AlQaeda, Taliban, Hamas - Are they birds of a feather?
by Abdul Cader Asmal
In the so-called ‘global war on terror’, it was expedient to portray Muslims under a single banner that was uniformly anti-West and anti-American and which could be readily marketed under the all-encompassing rubric of ‘Islamist terrorism’, a ploy that left little doubt who the enemy was. The machinations that got the hapless Iraqis embroiled into this are no longer a mystery, but an act of monumental hubris that unleashed endless terror on a largely innocent population and which has generated a hatred toward this country that now reverberates in the killing fields of Afghanistan and Pakistan.
To contain the current conflagration “enemies” must be redefined with even finer precision than President Obama has used, and strategies developed to change an unwinnable immediate situation into one that can, over the long term, serve the best interests of all involved. To this end we must take three steps: firstly, eradicate the further ‘AlQaedarisation’ of the Taliban’, secondly, halt the ‘Talibanisation’ of Pakistan, and finally, work with enlightened Muslims to dismantle the fossilized version of Islam embraced by the Taliban.
The underpinning of this strategy is the understanding that AlQaeda and the Taliban were distinct entities at the time of 911, and ideologically are still so, but recent events have brought them together so that the distinction in the theater of war has become less discernible.

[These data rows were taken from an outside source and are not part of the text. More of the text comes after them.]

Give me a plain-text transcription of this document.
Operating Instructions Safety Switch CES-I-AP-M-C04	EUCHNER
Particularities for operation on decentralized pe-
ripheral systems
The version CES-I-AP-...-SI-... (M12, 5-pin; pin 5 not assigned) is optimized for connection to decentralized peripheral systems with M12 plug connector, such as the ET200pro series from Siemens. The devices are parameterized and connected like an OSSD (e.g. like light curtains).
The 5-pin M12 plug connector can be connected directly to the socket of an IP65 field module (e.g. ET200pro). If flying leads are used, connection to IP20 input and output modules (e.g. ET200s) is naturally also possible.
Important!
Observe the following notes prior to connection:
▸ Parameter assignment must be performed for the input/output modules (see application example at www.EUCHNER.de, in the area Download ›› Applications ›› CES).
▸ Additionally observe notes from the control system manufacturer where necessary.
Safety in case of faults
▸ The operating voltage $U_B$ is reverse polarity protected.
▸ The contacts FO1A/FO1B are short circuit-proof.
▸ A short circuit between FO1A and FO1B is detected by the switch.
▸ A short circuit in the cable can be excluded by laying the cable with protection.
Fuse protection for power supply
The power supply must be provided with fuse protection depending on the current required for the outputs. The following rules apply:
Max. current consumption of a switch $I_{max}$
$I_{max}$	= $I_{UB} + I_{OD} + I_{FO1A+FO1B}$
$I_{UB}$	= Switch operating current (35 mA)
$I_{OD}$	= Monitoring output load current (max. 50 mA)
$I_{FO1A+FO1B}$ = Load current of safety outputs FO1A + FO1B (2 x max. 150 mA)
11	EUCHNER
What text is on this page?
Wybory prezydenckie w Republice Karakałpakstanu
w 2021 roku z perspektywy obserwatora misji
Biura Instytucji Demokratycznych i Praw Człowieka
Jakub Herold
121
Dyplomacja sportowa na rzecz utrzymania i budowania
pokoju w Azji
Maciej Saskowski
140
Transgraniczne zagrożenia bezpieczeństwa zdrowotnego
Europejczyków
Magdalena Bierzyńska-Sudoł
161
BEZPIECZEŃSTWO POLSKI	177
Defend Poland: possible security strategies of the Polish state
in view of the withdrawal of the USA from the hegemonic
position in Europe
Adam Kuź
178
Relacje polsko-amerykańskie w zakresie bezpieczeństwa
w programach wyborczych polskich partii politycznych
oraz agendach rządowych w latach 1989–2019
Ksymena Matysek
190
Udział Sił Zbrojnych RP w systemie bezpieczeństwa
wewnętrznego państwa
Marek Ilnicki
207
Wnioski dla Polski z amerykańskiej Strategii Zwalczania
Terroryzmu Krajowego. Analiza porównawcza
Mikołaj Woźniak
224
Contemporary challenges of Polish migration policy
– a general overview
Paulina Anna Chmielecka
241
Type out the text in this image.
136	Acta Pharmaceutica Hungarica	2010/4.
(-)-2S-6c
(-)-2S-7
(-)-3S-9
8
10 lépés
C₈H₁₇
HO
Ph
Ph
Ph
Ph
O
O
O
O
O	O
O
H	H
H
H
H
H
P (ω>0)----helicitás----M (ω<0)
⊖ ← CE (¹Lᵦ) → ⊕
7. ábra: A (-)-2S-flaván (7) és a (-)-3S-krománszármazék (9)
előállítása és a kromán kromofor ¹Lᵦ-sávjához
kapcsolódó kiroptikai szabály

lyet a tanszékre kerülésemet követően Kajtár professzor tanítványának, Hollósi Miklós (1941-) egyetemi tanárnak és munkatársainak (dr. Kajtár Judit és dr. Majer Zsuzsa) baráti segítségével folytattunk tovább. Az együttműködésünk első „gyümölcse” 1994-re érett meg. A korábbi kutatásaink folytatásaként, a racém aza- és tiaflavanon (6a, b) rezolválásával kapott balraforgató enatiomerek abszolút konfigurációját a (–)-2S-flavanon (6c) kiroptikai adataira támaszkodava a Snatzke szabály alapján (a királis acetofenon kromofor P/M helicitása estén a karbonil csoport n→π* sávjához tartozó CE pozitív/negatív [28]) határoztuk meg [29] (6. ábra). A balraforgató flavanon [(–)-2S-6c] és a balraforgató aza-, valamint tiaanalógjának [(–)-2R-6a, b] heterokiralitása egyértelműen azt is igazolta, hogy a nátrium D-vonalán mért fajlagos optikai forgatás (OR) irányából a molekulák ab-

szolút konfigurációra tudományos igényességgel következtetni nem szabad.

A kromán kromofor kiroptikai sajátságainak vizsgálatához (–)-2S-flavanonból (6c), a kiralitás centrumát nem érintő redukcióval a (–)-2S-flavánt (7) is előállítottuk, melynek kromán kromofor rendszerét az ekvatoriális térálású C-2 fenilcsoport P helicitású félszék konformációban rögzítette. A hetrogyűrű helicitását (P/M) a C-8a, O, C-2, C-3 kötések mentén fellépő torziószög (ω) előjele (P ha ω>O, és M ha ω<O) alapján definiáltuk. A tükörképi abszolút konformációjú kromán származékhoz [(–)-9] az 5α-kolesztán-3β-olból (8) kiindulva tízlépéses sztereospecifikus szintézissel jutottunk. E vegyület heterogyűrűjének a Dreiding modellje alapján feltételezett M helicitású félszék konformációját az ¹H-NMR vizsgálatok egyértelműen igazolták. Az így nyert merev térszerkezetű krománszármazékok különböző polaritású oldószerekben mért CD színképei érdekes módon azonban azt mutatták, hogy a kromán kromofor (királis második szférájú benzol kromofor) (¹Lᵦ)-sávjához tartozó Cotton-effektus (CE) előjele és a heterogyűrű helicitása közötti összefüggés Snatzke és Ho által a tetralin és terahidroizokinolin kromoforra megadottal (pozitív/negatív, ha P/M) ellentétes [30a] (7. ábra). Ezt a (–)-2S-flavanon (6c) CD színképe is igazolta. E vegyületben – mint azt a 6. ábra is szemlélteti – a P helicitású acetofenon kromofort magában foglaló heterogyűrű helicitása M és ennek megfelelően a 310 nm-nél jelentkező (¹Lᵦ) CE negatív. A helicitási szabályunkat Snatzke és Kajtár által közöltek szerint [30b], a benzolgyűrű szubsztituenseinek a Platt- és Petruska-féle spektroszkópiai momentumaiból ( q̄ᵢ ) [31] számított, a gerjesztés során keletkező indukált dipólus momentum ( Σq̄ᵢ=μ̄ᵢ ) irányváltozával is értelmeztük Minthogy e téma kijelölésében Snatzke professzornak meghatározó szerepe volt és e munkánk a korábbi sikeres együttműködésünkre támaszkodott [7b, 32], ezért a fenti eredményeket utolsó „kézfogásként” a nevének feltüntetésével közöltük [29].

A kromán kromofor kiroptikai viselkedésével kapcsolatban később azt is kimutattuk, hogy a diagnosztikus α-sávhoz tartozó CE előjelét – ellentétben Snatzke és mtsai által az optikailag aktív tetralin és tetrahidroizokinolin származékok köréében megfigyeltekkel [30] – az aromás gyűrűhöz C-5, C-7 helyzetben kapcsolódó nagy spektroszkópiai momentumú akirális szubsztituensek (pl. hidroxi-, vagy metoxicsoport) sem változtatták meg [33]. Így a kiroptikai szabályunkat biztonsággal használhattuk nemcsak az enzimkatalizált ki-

AlQaeda is a cult of heretics who by issuing the ‘fatwa’ that it is Islamically acceptable to kill innocent non-combatants be they Christians, Jews or Muslims has de jure placed itself outside the fundamental tenets of Islam and should be excommunicated as such. At the time of the attack on the US, the number of active members in the training camps of Afghanistan, according to the 911 Commission’s Report, numbered only a few thousand - a number that could have been pulverized by a concerted single mindedness of purpose. Regrettably the mindless invasion of Iraq, billed as ‘the showdown with Saddam’, gave AlQaeda a public relations bonanza that the ‘American crusaders’ were out to deracinate Islam, which made it a religious obligation on all Muslims join the ‘jihad’ against the ‘infidels’. Thus ‘Alqaeda in Iraq’was a creation of our own making.
The Taliban represent an extremist group of Muslims with a very narrow rigid and xenophobic view of Islam. They are the children of war, eking a humiliating existence as refugees,with little or no formal education save for the suffocating indoctrination by preachers themselves frozen in time and embittered by their forsaken status- from the brutal Soviet invasion of Afghanistan, to the internecine conflict that saw the Taliban succeed where other warlords failed to bring any semblance of law and order, to the ongoing operations against the US and Nato forces. With the encroachment of the military campaign from Afghanistan into Pakistan and the wobbliness of the latter government, Talibanisation has become a real threat to the security and welfare of Pakistan. Once individuals develop a Talibanized mindset it is not difficult to inject the AlQaeda heresy into such brainwashed minds. And this happens every time a Western attack is made against Pakistan or Afghanistan. Hence the effort to bring the Taliban to its knees has had the counterproductive effect of bloating its ranks of jihadists and links to AlQaeda.
To extricate itself from this morass, US and Nato must redefine their mission as one with the sole object of eliminating the scourge of AlQaeda that has so dishonored the image of Islam, and continues to propagate a heresy. This may involve direct dialogue with the Taliban, as odious as it may seem, and may require the formation of a coalition government in Afghanistan, but this may represent the only viable approach to curb the spread of Talibanisation in Pakistan whose government must be supported to the hilt to directly take on the militants and anarchists.
The third and critical step in the stabilisation of Afghanistan and Pakistan is the reformation of Islam in both these countries. This would require an intensive diplomatic offensive working with fundamentalist Islamic groups in Saudi Arabia and elsewhere to revise the rigid xenophobic curriculum that many madrassas have as their only resource. In this the US must co-opt the help of Muslim countries practising traditional Islam, and of organizations such as the Organisation of Islamic Conference. Muslims in this country remain a ready and willing source of promoting Islam that they are privileged to believe and practice. AlQaeda is a universal problem. Talibanism is a Muslim problem. Hamas is an Israeli-Palestinian problem with worldwide ramifications. Hamas is like the old Sein Fein with a social and political wing and a radical militant group. Its past use of terror as a tactic should not disqualify it from peace negotiations. Certainly by securing an enduring peace in the Middle East both Alqaeda and Taliban would face their biggest defeats.